WASHINGTON — On the 54th anniversary of Bloody Sunday, U.S. Senator Amy Klobuchar (D-MN) called on Congress to pass her legislation to make voting easier for all Americans. Klobuchar, the Ranking Member of the Senate Rules Committee with oversight jurisdiction over federal elections, introduced three bills. One to automatically register all eligible voters, another to inform young people about voter registration and elections, and finally, one to make it easier to vote on Election Day by allowing people to register to vote at the polls. In 2018, Minnesotans turned out to vote at the highest rate of any state in the country with 64.25 percent of registered voters casting a ballot.
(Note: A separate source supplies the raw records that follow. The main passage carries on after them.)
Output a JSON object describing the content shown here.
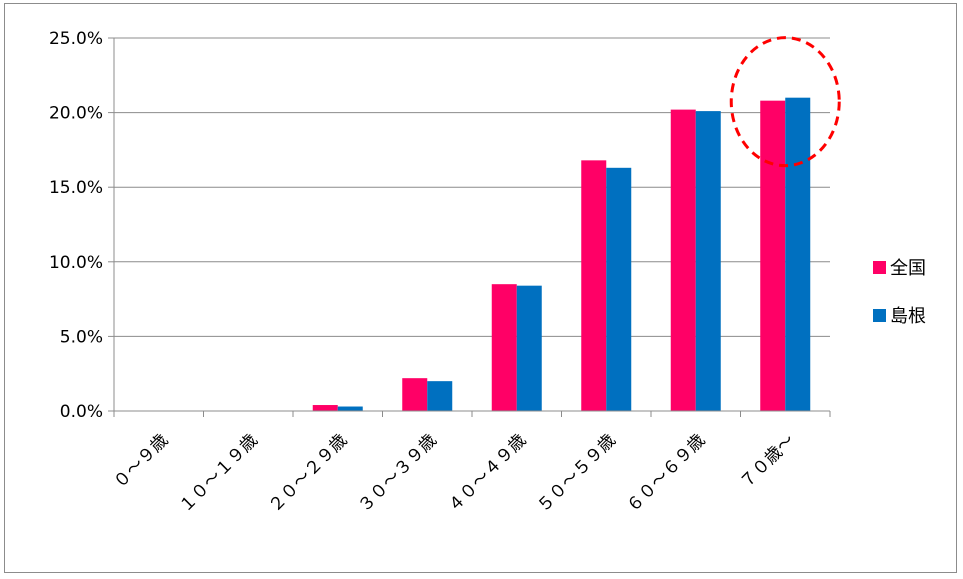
{
  "chart_data": {
    "type": "bar",
    "categories": [
      "０～９歳",
      "１０～１９歳",
      "２０～２９歳",
      "３０～３９歳",
      "４０～４９歳",
      "５０～５９歳",
      "６０～６９歳",
      "７０歳～"
    ],
    "series": [
      {
        "name": "全国",
        "color": "#ff0066",
        "values": [
          0.0,
          0.0,
          0.4,
          2.2,
          8.5,
          16.8,
          20.2,
          20.8
        ]
      },
      {
        "name": "島根",
        "color": "#0070c0",
        "values": [
          0.0,
          0.0,
          0.3,
          2.0,
          8.4,
          16.3,
          20.1,
          21.0
        ]
      }
    ],
    "y_ticks": [
      "0.0%",
      "5.0%",
      "10.0%",
      "15.0%",
      "20.0%",
      "25.0%"
    ],
    "ylim": [
      0,
      25
    ],
    "grid": true,
    "legend_position": "right",
    "annotation": {
      "type": "dashed-ellipse",
      "color": "#ff0000",
      "target_category": "７０歳～"
    }
  }
}
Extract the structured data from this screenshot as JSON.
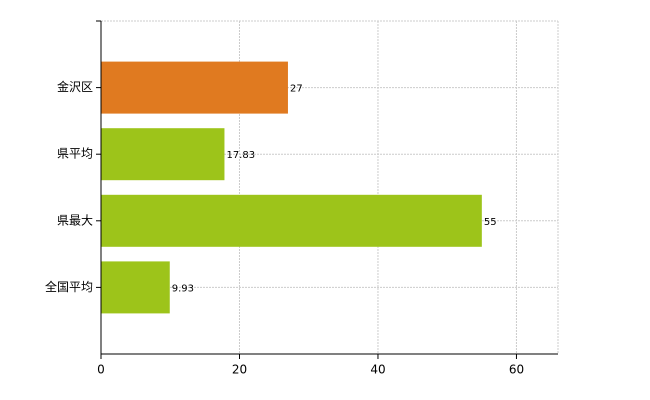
{
  "chart_data": {
    "type": "hbar",
    "categories": [
      "金沢区",
      "県平均",
      "県最大",
      "全国平均"
    ],
    "values": [
      27,
      17.83,
      55,
      9.93
    ],
    "colors": [
      "#e07a20",
      "#9dc41a",
      "#9dc41a",
      "#9dc41a"
    ],
    "xlim": [
      0,
      66
    ],
    "xticks": [
      0,
      20,
      40,
      60
    ],
    "grid": true
  }
}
“Fifty four years ago, hundreds of civil rights advocates marched across the Edmund Pettus Bridge in Selma peacefully asking for equal voting rights—they were met with violence and brutality,” Klobuchar said. “While we’ve come a long way since that tragic day, we have a long way to go in ensuring that all people have equal access to the ballot box. My bills would remove some of the barriers that make it difficult to cast a ballot and educate the next generation of voters about the process and importance of participating in our elections.”
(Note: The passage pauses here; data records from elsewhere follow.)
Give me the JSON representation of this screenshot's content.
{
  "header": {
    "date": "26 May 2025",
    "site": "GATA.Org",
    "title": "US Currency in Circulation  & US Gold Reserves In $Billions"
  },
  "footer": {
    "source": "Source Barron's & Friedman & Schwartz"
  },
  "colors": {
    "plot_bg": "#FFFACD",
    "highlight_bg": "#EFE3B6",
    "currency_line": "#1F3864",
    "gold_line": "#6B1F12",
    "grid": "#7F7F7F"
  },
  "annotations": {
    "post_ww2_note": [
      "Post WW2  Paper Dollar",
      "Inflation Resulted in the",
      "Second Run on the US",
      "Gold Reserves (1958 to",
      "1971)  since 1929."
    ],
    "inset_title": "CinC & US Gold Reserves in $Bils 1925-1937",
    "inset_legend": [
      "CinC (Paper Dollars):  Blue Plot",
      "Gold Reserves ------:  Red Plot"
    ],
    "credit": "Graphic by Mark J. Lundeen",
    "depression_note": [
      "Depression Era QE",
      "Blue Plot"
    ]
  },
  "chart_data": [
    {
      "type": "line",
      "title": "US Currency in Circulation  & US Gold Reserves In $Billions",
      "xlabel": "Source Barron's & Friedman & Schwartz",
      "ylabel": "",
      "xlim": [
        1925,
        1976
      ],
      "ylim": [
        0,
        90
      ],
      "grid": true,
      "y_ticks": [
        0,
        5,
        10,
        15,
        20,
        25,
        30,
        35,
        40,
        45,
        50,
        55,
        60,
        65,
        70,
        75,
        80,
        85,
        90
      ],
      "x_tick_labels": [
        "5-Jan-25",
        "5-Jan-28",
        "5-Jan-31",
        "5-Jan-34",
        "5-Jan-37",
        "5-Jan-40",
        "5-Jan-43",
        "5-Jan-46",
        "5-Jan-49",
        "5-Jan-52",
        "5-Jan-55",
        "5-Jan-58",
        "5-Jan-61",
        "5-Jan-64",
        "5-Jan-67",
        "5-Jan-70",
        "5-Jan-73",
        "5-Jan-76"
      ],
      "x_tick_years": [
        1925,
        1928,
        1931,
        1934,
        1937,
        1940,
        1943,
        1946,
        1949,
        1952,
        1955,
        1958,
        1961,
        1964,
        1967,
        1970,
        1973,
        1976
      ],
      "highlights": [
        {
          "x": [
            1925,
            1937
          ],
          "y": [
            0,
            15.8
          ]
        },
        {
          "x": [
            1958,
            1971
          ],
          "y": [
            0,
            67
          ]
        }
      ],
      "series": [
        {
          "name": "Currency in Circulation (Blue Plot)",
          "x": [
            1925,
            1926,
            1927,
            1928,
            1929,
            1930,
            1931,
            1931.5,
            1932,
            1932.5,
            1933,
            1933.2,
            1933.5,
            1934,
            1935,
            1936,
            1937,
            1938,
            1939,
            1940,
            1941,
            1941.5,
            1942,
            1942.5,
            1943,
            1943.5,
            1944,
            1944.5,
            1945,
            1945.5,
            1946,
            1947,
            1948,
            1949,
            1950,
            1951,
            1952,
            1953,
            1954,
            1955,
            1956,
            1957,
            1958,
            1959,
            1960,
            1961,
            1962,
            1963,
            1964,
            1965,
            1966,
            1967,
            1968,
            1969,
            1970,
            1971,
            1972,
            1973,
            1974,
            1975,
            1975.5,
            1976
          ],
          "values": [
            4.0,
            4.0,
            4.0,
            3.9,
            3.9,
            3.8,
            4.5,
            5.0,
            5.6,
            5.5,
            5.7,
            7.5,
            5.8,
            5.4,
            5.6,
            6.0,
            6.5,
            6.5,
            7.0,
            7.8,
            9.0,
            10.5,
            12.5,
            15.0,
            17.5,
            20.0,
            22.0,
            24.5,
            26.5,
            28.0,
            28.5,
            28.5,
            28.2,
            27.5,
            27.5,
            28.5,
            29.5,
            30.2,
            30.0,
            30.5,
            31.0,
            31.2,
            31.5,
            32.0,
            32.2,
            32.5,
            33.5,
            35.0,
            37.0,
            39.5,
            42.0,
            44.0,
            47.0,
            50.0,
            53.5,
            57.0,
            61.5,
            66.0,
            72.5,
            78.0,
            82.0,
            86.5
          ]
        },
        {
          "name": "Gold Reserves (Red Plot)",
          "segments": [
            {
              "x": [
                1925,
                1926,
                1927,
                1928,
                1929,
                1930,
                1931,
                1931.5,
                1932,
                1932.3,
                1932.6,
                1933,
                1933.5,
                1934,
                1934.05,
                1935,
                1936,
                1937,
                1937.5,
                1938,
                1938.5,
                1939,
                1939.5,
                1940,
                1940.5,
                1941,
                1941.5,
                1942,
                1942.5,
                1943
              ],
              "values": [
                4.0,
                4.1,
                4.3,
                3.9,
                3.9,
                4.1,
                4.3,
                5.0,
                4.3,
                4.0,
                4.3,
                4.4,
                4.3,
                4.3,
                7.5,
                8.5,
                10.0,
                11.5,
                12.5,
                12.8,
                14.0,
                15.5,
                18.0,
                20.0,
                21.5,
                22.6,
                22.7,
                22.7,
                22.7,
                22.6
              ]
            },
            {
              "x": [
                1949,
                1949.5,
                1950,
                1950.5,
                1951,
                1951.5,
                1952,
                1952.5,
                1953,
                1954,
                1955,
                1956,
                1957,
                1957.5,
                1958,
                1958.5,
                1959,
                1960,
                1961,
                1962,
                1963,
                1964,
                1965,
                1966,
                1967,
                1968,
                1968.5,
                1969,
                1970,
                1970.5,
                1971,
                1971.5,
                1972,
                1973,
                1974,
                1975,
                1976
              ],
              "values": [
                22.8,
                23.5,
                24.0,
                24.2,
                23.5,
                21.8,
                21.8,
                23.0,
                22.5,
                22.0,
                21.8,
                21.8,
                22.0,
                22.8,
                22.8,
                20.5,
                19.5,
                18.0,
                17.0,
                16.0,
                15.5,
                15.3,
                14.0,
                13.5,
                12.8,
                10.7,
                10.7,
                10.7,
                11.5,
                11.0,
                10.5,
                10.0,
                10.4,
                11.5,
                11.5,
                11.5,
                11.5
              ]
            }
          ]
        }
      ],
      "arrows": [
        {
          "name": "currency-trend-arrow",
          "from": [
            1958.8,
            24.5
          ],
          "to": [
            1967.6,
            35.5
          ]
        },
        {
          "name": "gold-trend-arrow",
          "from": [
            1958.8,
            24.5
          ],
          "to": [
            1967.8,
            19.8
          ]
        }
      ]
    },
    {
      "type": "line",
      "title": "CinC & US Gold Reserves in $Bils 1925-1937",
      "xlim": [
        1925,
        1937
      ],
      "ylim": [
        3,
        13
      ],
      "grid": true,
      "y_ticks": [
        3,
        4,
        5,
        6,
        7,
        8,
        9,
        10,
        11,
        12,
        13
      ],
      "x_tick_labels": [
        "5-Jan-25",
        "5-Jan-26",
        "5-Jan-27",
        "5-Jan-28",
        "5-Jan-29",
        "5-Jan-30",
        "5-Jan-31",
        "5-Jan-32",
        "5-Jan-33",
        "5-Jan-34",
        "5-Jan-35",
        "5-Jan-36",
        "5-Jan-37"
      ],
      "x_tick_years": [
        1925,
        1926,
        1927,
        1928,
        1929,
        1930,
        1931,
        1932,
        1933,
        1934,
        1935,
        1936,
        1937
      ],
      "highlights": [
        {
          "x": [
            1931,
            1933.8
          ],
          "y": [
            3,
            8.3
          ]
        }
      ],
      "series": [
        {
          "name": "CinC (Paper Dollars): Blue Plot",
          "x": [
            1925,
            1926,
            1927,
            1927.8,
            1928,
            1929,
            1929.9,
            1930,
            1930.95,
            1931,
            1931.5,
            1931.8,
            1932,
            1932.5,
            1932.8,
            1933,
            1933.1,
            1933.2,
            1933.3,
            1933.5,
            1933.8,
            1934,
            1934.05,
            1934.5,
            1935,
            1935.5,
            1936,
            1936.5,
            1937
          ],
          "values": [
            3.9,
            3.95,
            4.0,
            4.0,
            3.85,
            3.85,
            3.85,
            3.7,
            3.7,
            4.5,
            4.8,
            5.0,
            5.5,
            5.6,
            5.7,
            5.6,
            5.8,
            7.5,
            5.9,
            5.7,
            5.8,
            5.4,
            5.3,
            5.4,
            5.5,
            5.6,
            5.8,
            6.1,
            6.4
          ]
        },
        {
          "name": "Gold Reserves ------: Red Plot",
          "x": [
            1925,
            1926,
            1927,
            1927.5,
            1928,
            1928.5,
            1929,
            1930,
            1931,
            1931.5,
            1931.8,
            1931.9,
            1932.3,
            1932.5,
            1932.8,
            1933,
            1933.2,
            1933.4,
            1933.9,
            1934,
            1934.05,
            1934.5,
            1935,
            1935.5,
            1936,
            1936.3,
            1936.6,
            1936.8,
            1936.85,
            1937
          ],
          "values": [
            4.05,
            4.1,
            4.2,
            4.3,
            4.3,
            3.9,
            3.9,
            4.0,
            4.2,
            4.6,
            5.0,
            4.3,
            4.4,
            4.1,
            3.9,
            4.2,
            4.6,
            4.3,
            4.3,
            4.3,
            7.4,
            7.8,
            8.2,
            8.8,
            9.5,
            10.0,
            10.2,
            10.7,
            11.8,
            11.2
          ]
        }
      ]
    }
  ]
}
The Register America to Vote Act would ensure that every state implements a secure process to automatically register eligible citizens to vote on their eighteenth birthday. The bill also directs states to allow voters who have been automatically registered, or who were previously registered to vote, to update their address through the day of the election. The bill authorizes a $325 million grant program for states to implement their automatic voter registration programs and to improve their election security. According to the Center for American Progress, automatically registering voters in every state would result in 22 million newly registered voters in just the first year of implementation. Sixteen states and the District of Columbia have authorized automatic voter registration and Minnesota was among the 19 states that introduced automatic voter registration legislation last year.

The Students Voicing Opinions in Today’s Elections (VOTE) Act would create a pilot program to educate high school seniors about registering to vote and help get them registered. The Same Day Registration Act would require states to allow people to register to vote on the same day as the election.

Throughout her time in the Senate, Klobuchar has been fighting to protect voting rights for all Americans. Earlier this month, Klobuchar and Senator Sherrod Brown (D-OH) introduced the SAVE VOTERs Act to amend the National Voter Registration Act to clarify that a state may not use someone’s failure to vote as reason to remove them as a registered voter. In March, Klobuchar and Senators John Cornyn (R-TX), Joe Manchin (D-WV), Tim Kaine (D-VA), and John Kennedy (R-LA) introduced the Support our Military Spouses Act. This legislation would reduce confusion and ensure military spouses do not have to establish new legal residency after every military reassignment. In 2017, Klobuchar and Senators Patrick Leahy (D-VT) and Dick Durbin (D-IL) introduced the Automatic Voter Registration Act, which would require states to automatically register eligible voters when they interact with certain state or federal agencies, unless the person declines. Klobuchar traveled to Selma, Alabama with Congressman John Lewis (D-GA) in 2014 where they visited several landmark sites of the civil rights movement including the Edmund Pettus Bridge.